Ce qui coince, c'est donc la mise en forme de l'information livrée au grand public. « Les classements, assène le Dr Pierre Faraggi, président de la CHG (Confédération des hôpitaux généraux), c'est de la poudre aux yeux ! Il y a tellement de biais... » Pour le ministère, l'écueil est à la fois technique et presque philosophique. Mesurer la performance des hôpitaux n'est pas une petite affaire - et faut-il, d'abord, la mesurer à l'échelle d'un hôpital tout entier ou bien par discipline ou par services... ? La méthodologie, avec un grand « M » n'existe pas (l'Anaes tâtonne sur ce dossier depuis deux ans). Les indicateurs sont multiples ; leur pondération est toujours sujette à caution. En bref, tonnent de nombreux hospitaliers, une liste des hôpitaux, du meilleur au plus mauvais, ne voudra rien dire. « Que fera-t-on du premier ? Que fera-t-on du dernier ? », s'interroge le Pr Roland Rymer, président du Syndicat national des médecins des hôpitaux (Snam). Si l'on veut éclairer la population, il faut aller au-delà du simple palmarès. »

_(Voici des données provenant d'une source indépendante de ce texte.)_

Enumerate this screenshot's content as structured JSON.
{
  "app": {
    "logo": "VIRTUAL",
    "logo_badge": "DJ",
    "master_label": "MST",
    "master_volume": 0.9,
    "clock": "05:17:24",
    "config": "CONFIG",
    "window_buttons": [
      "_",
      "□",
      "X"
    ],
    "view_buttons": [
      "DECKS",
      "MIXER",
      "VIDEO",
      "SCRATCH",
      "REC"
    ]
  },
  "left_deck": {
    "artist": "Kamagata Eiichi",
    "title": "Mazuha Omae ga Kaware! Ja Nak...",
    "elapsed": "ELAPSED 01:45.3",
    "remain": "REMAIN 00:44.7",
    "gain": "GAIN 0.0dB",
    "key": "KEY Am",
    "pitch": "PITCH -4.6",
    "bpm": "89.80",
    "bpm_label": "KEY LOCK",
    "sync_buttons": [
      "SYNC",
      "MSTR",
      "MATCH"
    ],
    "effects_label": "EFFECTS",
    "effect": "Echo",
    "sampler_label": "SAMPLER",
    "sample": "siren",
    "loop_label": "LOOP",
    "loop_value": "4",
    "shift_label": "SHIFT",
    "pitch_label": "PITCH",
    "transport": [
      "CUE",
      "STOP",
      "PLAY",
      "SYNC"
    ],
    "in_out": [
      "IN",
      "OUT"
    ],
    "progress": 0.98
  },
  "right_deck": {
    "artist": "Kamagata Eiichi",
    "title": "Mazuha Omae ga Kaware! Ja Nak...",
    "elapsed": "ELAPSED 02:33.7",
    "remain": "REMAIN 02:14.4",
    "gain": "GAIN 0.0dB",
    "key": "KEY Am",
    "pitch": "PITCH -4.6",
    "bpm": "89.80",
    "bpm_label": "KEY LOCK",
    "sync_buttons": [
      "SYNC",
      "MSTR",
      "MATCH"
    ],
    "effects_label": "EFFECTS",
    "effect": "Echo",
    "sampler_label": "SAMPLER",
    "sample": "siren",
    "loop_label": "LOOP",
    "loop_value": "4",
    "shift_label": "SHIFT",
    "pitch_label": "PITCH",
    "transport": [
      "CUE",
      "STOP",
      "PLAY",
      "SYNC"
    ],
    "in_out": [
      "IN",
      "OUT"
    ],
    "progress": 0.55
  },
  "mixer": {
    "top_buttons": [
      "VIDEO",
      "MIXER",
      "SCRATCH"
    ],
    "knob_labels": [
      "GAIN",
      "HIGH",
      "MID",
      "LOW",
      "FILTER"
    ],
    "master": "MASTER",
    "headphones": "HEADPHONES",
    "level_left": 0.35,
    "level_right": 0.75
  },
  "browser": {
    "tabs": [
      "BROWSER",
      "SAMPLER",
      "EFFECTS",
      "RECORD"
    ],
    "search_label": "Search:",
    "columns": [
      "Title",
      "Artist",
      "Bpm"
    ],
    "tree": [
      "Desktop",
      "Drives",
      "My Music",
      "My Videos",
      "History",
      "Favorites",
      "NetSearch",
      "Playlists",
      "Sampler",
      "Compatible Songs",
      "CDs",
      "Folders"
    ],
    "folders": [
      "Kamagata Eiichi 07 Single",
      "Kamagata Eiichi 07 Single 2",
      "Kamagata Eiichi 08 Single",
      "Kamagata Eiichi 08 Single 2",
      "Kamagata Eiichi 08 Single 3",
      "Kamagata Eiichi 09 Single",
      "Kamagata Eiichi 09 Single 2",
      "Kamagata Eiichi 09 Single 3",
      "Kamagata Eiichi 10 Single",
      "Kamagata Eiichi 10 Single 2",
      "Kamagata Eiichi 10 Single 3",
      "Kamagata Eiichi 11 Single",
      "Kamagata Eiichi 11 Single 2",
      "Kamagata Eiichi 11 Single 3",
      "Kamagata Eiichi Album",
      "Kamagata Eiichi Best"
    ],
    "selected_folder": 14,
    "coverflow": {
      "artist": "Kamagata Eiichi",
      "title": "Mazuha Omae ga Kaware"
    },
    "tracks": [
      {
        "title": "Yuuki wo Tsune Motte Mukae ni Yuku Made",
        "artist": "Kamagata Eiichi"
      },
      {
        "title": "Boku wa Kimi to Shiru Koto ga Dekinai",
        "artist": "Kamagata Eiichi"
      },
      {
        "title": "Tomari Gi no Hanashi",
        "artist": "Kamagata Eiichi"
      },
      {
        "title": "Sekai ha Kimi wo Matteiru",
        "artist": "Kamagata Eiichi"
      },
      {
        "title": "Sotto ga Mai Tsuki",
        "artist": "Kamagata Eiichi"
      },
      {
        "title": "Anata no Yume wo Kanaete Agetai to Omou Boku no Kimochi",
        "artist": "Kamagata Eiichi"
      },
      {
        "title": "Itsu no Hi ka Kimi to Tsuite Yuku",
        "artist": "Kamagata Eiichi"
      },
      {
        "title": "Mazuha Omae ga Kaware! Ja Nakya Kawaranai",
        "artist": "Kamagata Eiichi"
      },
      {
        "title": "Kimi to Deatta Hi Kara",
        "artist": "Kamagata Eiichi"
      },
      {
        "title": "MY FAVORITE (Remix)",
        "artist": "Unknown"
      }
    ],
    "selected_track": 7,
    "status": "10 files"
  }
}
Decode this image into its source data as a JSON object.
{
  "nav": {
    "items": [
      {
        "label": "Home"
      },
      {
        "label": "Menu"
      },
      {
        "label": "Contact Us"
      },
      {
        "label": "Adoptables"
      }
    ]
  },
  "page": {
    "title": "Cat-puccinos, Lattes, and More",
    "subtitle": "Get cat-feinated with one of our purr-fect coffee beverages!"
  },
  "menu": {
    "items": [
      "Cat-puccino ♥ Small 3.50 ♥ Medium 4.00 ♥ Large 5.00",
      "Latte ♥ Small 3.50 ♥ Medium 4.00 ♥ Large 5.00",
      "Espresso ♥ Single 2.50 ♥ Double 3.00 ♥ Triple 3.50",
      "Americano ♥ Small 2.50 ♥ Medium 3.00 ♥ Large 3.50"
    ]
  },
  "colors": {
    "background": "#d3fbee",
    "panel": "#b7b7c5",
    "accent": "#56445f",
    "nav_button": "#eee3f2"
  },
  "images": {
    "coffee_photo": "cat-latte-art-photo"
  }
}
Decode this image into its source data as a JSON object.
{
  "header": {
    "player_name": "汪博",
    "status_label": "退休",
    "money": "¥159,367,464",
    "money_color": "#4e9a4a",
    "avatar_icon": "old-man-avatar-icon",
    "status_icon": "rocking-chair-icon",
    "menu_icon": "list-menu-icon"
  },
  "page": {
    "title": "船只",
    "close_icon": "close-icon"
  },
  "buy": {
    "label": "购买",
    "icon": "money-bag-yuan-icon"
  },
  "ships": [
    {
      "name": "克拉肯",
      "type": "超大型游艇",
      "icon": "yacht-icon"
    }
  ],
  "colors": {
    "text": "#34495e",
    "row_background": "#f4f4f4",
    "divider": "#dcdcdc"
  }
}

L'Anaes n'était « pas au courant »
A en croire le directeur de l'hospitalisation et de l'organisation des soins, Edouard Couty, le classement des hôpitaux et des cliniques sera « le fruit d'un partenariat entre le ministère de la Santé, l'Anaes [Agence nationale d'accréditation et d'évaluation en santé] et toutes les fédérations d'établissements ». Pourtant, au lendemain de l'annonce par Philippe Douste-Blazy de la publication prochaine d'un tel classement, Alain Coulomb, le directeur général de l'Anaes, interrogé par « le Quotidien », avoue être tombé des nues en lisant les journaux : « Je n'étais pas au courant de ce projet, le ministère ne m'en a jamais parlé, je viens de l'apprendre par la presse. » Point de concertation préalable entre le ministère de la Santé et l'Anaes, donc. Alain Coulomb se dit « surpris » par cette initiative unilatérale. « Perplexe », aussi. « Je m'interroge sur l'objectif visé, poursuit le directeur général de l'Anaes. J'imagine que cela répond à un besoin de la part des usagers. Mais je rappelle que l'Anaes essaye de rendre visible ses comptes-rendus d'accréditation pour le plus grand nombre. Alors, si ce classement s'e révèle être un sous-produit de nos travaux, honnêtement, je n'en vois pas l'intérêt. » Créée en 1997, l'Anaes, qui, fin 2003, avait visité 1 147 des 3 836 établissements de santé français dans le cadre de l'accréditation, publie régulièrement ses comptes-rendus d'accréditation sur son site Internet (www.anaes.fr) ; le grand public peut y trouver des informations sur la qualité de la prise en charge globale du patient pour chacun de ces établissements. >>>> D. CH.